If it was the 5500 XT vs 1650 vanilla with no Super model it would an absolute slaughter. Much higher FPS plus modern media engine? 5500 XT would look like it was worth the price they're charging for it.AMD normally always counter competition new products with price cuts. Now just imagine all the RDNA reviews without the RTX/GTX Super cards how good would they have looked.
LOL... did you miss latest drivers right? Navi10 is now matching Radeon 7, using way less power, half bandwidth and at the same node... oh and smaller die
Yes against VEGA its fine because VEGA Gaming ipc was atrocious.
NAVI is not that much better if better at all against Polaris though and you can clearly see this by comparing Polaris 30 (5.7B transistors) against NAVI 14 (6.4B transistors). Polaris 30 (RX590) with less transistors and a process disadvantage its faster.
As i have said before, if you port Polaris 30 to 7nm it would be smaller and faster than NAVI 14.
As i have said before, if you port Polaris 30 to 7nm it would be smaller and faster than NAVI 14.
Yeah why would NV pay for 7nm when their competior can just barley match their 16nm offerings. RDNA isn't any step forward compared to GCN. Instead of transistors for actual functional units they used a ton of them for higher clocks while loosing a lot of compute in the process.
Only matching your competitor in performance/watt and performance/$ on a node advantage is utter failure.
We don't know that, for example the Intel 10nm cpu is worst than the 14nm in all fronts and metrics.
What Intel gained with 10nm vs 14nm besides the smaller die? Name one.
The RX590 had a 256bit bus, this is most likely the only reason its faster than Navi 14. Give Navi 14 a proper bus, and I think it would be the card that people want.
Polaris die is 232mm2, 1 month after RX570/580 release (4/2017) yields were reported 80% on their 8-core Zen chips (~9.67x22mm), which was a defect rate of 0.105, and when you calculate Polaris yields (~17.5x13.25mm) based on that defect rate you get a 14nm yield for Polaris to be 78%.
Navi die is 251mm2, presently, 7nm defect rate reported as 0.09, hence we get a yield of 80% for a die of Navi dimension (~17.95x14mm).
AMD have said that 7nm costs 1.75-2x as much as 14nm.
And they were able to scale performance on the same die up by the same amount as the new process costs (1.75-2x).

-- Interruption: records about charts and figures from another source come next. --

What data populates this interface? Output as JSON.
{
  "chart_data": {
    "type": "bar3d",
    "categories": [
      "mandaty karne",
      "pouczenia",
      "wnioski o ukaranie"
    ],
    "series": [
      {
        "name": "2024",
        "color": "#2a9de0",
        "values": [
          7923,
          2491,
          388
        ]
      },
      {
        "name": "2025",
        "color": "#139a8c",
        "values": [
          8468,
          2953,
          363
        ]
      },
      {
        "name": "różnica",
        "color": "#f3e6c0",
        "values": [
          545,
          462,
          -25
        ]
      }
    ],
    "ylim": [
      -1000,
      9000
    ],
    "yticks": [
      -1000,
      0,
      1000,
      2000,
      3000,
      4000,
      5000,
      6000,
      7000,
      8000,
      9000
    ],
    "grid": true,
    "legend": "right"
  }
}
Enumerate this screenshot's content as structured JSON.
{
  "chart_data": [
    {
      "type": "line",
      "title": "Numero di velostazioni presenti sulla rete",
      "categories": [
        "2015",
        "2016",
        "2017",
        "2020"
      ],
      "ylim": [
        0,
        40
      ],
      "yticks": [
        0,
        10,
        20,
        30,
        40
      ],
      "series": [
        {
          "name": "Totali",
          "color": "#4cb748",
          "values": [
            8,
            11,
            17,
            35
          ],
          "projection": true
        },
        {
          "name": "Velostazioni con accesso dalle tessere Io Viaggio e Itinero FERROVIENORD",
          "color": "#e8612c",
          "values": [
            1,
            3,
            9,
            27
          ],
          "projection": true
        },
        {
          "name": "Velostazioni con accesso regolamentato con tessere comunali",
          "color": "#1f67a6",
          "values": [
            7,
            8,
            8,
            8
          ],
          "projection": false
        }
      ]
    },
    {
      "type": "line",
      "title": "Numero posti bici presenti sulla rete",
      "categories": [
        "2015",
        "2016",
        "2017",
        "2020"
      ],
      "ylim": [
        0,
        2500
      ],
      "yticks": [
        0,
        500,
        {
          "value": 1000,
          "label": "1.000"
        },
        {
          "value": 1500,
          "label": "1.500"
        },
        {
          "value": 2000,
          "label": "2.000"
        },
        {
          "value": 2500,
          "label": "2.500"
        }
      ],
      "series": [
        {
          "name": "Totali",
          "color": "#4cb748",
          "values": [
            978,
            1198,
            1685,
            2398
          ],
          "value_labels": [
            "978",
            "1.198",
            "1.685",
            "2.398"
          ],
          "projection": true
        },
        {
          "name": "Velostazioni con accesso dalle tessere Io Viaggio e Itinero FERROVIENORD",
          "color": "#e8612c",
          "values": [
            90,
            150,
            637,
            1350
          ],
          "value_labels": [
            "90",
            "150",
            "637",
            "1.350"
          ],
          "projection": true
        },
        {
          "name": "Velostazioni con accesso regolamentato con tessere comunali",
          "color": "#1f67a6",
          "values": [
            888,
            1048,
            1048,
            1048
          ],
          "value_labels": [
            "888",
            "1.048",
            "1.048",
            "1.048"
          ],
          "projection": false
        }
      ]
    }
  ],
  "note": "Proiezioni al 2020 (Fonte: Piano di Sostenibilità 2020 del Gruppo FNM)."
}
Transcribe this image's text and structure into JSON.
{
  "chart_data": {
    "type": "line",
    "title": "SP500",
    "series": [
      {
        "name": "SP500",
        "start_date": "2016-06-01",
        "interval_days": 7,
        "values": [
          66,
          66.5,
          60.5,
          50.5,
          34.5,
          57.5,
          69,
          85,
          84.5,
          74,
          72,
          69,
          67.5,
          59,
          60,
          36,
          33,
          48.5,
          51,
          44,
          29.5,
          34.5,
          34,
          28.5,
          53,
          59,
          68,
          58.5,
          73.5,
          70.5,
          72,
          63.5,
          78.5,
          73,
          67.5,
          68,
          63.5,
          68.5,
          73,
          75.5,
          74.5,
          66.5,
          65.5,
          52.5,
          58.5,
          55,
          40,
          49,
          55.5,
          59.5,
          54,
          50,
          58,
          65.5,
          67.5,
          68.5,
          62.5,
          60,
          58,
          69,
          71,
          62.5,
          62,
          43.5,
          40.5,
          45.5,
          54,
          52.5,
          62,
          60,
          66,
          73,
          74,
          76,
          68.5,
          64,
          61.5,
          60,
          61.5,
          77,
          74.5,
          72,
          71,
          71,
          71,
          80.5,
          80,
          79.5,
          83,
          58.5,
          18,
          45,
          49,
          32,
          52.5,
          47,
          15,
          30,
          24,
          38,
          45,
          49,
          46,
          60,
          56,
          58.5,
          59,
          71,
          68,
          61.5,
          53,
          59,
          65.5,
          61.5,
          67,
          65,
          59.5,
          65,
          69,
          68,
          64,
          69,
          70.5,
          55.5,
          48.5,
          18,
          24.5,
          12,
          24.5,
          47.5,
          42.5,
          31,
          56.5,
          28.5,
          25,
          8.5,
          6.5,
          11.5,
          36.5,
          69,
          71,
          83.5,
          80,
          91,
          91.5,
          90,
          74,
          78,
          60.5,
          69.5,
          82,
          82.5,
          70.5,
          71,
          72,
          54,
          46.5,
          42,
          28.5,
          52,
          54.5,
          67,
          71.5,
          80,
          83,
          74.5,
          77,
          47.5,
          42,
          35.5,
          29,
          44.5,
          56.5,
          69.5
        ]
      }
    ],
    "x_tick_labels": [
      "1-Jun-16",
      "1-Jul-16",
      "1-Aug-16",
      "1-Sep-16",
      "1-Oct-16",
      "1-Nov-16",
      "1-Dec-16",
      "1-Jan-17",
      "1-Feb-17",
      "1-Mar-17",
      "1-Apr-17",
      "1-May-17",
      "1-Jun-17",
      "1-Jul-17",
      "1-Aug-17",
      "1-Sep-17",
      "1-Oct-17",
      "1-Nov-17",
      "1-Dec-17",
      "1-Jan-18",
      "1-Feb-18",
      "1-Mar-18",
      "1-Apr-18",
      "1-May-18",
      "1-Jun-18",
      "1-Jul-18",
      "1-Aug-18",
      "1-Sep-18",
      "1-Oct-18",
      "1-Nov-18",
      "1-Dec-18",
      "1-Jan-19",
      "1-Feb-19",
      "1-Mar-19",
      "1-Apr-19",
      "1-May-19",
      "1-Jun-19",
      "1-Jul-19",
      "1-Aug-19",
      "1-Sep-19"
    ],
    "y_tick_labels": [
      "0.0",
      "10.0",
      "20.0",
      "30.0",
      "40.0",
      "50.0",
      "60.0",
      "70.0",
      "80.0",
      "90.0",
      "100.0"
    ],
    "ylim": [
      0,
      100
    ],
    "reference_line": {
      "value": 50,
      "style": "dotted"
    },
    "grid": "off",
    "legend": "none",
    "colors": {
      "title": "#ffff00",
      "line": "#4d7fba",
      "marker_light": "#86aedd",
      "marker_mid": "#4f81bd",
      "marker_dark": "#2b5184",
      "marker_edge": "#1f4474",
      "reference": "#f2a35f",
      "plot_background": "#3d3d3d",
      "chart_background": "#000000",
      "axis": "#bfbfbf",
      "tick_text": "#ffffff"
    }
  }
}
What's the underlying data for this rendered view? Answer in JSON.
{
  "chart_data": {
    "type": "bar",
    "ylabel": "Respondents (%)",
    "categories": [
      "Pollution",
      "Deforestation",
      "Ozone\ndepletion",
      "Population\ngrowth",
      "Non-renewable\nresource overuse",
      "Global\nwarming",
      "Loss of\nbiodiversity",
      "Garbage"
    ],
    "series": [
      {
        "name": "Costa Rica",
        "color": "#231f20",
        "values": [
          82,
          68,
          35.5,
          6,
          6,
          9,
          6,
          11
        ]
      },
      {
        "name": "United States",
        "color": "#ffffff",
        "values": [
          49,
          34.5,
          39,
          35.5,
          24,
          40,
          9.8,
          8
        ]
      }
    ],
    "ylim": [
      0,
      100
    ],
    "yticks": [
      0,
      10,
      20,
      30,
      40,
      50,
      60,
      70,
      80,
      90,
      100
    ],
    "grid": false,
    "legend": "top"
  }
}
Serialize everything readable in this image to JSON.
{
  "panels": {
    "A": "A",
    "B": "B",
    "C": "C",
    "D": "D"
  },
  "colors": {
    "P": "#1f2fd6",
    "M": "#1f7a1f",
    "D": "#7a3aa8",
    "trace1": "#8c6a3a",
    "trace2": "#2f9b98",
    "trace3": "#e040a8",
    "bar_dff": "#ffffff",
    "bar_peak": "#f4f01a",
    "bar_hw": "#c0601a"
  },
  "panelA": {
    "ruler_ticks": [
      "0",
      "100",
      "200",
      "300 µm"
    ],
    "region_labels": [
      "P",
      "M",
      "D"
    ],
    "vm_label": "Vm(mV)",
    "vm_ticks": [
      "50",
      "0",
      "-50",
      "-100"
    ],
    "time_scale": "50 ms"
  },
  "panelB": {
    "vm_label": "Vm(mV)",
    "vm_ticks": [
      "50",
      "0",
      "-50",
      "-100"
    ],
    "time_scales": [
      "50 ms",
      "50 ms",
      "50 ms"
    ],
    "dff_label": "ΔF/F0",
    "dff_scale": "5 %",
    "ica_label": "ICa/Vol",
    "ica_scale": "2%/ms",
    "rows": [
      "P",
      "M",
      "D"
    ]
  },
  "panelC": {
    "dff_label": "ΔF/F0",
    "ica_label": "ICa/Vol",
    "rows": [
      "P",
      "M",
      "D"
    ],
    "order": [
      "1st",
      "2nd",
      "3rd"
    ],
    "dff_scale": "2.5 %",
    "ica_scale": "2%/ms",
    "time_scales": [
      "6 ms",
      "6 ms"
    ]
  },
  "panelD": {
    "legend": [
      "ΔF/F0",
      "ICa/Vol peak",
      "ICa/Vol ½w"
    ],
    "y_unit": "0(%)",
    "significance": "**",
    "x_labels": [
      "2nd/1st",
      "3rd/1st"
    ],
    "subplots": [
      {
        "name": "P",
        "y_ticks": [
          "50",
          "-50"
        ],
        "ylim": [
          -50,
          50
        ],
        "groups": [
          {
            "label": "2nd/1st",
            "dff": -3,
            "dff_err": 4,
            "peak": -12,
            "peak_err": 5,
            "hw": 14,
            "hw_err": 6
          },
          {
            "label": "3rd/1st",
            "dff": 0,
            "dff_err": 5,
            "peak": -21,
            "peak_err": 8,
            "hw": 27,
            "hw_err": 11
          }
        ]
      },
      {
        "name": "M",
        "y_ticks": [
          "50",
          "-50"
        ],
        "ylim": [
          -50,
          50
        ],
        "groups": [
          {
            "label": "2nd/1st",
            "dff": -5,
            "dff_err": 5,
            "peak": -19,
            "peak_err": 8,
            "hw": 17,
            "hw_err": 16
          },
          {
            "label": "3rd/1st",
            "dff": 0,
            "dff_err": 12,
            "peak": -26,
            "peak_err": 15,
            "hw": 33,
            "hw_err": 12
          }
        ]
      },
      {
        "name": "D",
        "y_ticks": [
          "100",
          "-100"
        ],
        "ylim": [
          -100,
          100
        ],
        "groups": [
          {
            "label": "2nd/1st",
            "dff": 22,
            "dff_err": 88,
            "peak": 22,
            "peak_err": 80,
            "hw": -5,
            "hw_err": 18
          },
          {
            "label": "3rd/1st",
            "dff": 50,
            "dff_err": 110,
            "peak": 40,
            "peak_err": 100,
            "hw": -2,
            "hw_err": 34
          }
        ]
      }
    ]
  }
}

Why shouldn't they sell it for almost twice as much if it performs almost twice as well and the process costs almost twice as much, and yields are about the same?
Edit: Now, sure, we can go back and examine the RX400 series to RX500 series price increase. But to claim that the intrinsic problem is that the Polaris successor is pricey completely ignores a lot of other issues surrounding it. Such as that it is cheaper per FPS than Nvidia, and AMD are a for-profit company, and that the pricing is in-line with Polaris with respect to performance.